Jelang Putusan MK, BW: Yang Menang Jangan Sombong, Kalah Jangan Ngotot
"Ini harus mulai dilakukan, misalnya, (dengan menyerukan) yang menang jangan sombong, yang kalah jangan ngotot. Mari kita perjuangkan semua untuk bangsa yang lebih baik," ujar mantan Wakil Ketua KPK ini.
Komisioner KPU Wahyu Setiawan juga mengimbau semua pihak untuk menghormati putusan MK dan menanggapinya secara bijak. KPU sebagai pihak termohon secara khusus mengapresiasi para pemohon dan pihak terkait dalam sidang ini, serta para saksi dan ahli yang telah hadir di persidangan.
"Kita semua harus menerima apapun keputusan MK nanti," ujarnya. Kendati demikian, KPU tentu berharap MK menolak seluruh permohonan pemohon. KPU berkepentingan untuk membela keputusan mereka.
Sementara itu, Ketua Tim Kuasa Hukum TKN Jokowi-Ma’ruf, Yusril Ihza Mahendra juga akan menghormati dan menerima apa pun putusan MK yang rencananya dibacakan pada Jumat (28/6/2019).
"Akan kami hormati dan terima dengan baik," ucapnya.
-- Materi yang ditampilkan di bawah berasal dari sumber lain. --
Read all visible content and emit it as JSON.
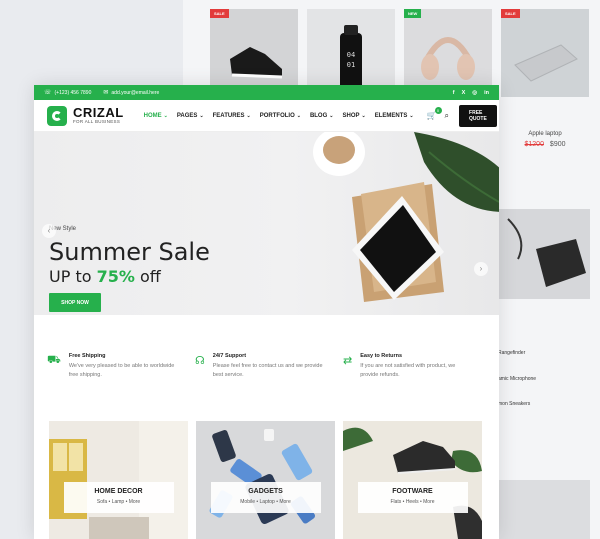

Yusril bersyukur TKN Jokowi-Ma’ruf diberi berkesempatan untuk mengemukakan berbagai bukti, sanggahan, maupun argumen di dalam persidangan. Semua alat bukti dan argumen tim hukum 01 sebagai pihak terkait dalam persidangan juga telah disaksikan masyarakat Indonesia.
Sesuai dengan Peraturan MK (PMK) Nomor 1 Tahun 2019, hakim MK mempunyai waktu paling lama 14 hari kerja untuk memeriksa, mengadili dan memutuskan sengketa PHPU pilpres sejak perkara diregistrasi.
Mengingat perkara yang diajukan Prabowo-Sandi diregistrasi pada 11 Juni 2019, waktu 14 hari kerja jatuh pada 28 Juni 2019. Adapun pada Senin hingga Kamis ini, majelis hakim akan menggelar Rapat Permusyawaratan Hakim (RPH). RPH merupakan waktu bagi hakim MK untuk memutuskan sengketa tersebut.